Affinity discovery, classification, clustering are all methods of data analysis that rely on machine learning algorithms. In this article, we will list three of them, as well as their operation.
In terms of Big Data projects, there is a prime motivation: the possibility for a company to set up an advanced analytical program and improve the operational or increase the marketing and commercial opportunities. For this, machine learning algorithms and automation have arrived on the radar of companies to precisely accompany them in their analysis of big data.
It must be specified that this interest in Machine Learning techniques is strongly linked to their integration into analytics tools, facilitating in passing their adoption and use. It is easy to be carried away by his enthusiasm without really understanding what these algorithms do, why they were designed, not to mention the methods applied.
Here are 3 examples of Machine Learning methods that decrypt stakes and mechanics.
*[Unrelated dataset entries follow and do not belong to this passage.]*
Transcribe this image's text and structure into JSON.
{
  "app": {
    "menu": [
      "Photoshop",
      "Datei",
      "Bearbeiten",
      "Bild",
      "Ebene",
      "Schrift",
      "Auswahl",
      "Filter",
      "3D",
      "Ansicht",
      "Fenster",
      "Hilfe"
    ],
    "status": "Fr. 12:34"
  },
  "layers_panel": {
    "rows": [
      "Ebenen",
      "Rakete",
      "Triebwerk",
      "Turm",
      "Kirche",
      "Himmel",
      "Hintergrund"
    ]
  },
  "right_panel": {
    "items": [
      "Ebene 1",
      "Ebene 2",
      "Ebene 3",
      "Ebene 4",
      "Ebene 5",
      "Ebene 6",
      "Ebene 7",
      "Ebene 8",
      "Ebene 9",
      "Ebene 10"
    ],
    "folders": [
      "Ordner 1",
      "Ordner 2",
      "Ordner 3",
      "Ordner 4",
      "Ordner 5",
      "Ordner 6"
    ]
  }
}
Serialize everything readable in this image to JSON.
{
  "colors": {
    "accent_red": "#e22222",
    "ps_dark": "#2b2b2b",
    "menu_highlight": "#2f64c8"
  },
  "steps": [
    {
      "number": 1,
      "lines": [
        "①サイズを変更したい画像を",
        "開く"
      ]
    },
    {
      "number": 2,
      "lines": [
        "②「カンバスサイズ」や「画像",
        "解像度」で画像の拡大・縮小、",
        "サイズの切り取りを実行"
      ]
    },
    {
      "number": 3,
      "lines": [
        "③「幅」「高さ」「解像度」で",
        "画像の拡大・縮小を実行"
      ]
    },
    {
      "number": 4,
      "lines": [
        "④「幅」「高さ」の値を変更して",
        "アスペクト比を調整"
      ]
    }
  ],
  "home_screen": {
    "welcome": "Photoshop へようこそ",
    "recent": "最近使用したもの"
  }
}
1 – The classification puts the data in their place
Let’s start with the classification. Its primary purpose is to formulate a prediction by creating separate classes in a dataset. The uses of this method are for example linked to the detection of spam, or to the analysis of risk in the health field. For the first, after scanning the text of an email, and tagging certain words and phrases, the “signature” of the message can be injected into a classification algorithm to determine whether or not it is spam. In the second case, a patient’s vital statistics, health history, activity levels, and demographics can be cross-referenced to score (a level of risk) and assess the likelihood of illness.
Another classification method is the decision tree. This is identical to a flowchart, which provides a hierarchical sequence of information. Tests are performed on several classified feature parameters. These tests can be a question-and-answer game (yes-no) or include a larger set of distinct variables. At each stage of a decision tree, they are applied to the data to refine the classification up to the root of the tree, the entities being finally separated into different classes.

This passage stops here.